Compromissado com o tema do emprego responsável, o Simplás assumiu ainda a
dianteira de um programa local de capacitação dos catadores para que esses
se transformem em separadores tecnicamente qualificados e num segundo
momento possam gerir usinas de reciclagem. O esforço para melhorar a
reciclagem faz sentido. Caxias do Sul tem escassez de resinas há muitos
anos. Na reciclagem, a cidade encontrou uma forma de suprir a oferta
insuficiente e hoje transforma mais de 400 mil toneladas por ano entre
matéria-prima virgem e recuperada.
Atualmente, a serra gaúcha é importadora de material reutilizado. Seus
transformadores compram de recicladoras paulistas, mineiras, de Santa
Catarina e do Paraná. O emprego de resina reciclada é estimulado até para
peças técnicas fornecidas à indústria automotiva. De acordo com Marin, um
polipropileno com cargas e reforços tem a mesma propriedade encontrada
naquele produzido na segunda geração petroquímica.
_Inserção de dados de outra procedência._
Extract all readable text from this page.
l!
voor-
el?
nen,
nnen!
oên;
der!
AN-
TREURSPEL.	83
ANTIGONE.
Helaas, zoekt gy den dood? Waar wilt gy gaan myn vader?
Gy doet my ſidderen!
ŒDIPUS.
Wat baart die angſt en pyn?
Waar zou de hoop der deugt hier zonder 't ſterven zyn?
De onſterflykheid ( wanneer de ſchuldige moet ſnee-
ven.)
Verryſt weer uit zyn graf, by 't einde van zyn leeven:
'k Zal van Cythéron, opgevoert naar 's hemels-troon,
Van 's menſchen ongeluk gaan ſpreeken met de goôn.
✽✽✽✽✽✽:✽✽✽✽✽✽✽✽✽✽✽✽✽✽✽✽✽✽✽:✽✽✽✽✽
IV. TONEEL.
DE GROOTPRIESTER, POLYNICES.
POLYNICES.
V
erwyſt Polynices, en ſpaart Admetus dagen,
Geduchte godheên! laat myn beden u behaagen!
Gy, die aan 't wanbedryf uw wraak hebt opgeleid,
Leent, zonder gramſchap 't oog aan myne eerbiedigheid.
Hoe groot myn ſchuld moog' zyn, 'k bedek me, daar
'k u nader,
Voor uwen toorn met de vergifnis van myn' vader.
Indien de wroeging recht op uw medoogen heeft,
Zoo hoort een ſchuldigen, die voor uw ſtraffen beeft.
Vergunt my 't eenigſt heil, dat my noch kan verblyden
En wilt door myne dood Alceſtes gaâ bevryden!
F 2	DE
Por outro lado, Marin é contrário às tentativas recentes de implantar o
plástico biodegradável. “Esse negócio já nasceu morto. Qual fabricante de
arroz vai querer colocar os alimentos que vende num filme com aditivos com
metais pesados reativos”, questiona o presidente do Simplás.
Ao mudar o rumo da conversa, Marin elogia o atual estágio de fornecimento
de máquinas e equipamentos empregados na transformação de termoplásticos.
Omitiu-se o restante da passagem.